Campath® (alemtuzumab)
Injection for intravenous use
Initial U.S. Approval: 2001


 

 

WARNING: CYTOPENIAS, INFUSION REACTIONS, and INFECTIONS

 

See full prescribing information for complete boxed warning.

Serious, including fatal, cytopenias, infusion reactions and infections can occur (5.15.3).

  • Limit doses to 30 mg (single) and 90 mg (cumulative weekly); higher doses increase risk of pancytopenia (2.1).
  • Escalate dose gradually and monitor patients during infusion. Withhold therapy for Grade 3 or 4 infusion reactions (5.2).
  • Administer prophylaxis against Pneumocystis jiroveci pneumonia (PCP) and herpes virus infections (2.2, 5.3).
 

RECENT MAJOR CHANGES

 

Warnings and Precautions (5.3) 3/2009

 

INDICATIONS AND USAGE

 

Campath is a CD52-directed cytolytic antibody indicated as a single agent for the treatment of B-cell chronic lymphocytic leukemia (B-CLL) (1).

 

DOSAGE AND ADMINISTRATION

 
  • Administer as an IV infusion over 2 hours (2.1).
  • Escalate to recommended dose of 30 mg/day three times per week for 12 weeks (2.1).
  • Premedicate with oral antihistamine and acetaminophen prior to dosing (2.2).
 

DOSAGE FORMS AND STRENGTHS

 

30 mg/1 mL single use vial (3).

 

CONTRAINDICATIONS

 

None (4).

 

WARNINGS AND PRECAUTIONS

 

Cytopenias:

  • Obtain complete blood counts (CBC) and platelet counts at weekly intervals during therapy and CD4 counts after therapy until recovery to ≥ 200 cells/µL (5.4).
  • Discontinue for autoimmune or severe hematologic adverse reactions (5.1).

Infections:

  • Campath induces severe and prolonged lymphopenia and increases risk of infection.
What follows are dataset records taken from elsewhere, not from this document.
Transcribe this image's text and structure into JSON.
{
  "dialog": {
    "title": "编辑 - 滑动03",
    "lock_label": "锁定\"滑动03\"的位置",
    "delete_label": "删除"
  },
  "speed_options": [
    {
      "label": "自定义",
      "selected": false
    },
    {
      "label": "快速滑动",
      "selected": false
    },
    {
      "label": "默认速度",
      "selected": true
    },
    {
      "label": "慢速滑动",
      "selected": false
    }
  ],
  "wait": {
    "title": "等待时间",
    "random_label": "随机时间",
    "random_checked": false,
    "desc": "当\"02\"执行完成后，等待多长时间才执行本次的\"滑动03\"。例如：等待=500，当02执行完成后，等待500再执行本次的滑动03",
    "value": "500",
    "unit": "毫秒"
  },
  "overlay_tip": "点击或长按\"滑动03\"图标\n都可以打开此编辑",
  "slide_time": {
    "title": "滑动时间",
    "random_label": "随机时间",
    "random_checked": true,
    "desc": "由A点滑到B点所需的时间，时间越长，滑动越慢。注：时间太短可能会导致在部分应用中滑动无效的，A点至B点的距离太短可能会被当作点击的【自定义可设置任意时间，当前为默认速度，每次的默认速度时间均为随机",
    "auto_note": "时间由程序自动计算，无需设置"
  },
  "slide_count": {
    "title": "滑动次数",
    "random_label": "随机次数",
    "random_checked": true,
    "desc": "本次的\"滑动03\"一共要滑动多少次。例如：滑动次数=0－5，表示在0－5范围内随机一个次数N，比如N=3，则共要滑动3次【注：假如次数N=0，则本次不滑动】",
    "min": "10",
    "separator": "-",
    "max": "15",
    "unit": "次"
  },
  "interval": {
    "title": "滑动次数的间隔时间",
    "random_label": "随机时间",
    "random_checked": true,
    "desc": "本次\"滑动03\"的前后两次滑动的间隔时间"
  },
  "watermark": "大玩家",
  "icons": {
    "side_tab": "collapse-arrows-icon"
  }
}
If a serious infection occurs, withhold treatment until infection resolves (5.3).
  • Do not administer live viral vaccines to patients who have recently received Campath (5.5).
 

ADVERSE REACTIONS

 

Most common adverse reactions (≥ 10%): cytopenias, infusion reactions, cytomegalovirus (CMV) and other infections, nausea, emesis, diarrhea, and insomnia (6).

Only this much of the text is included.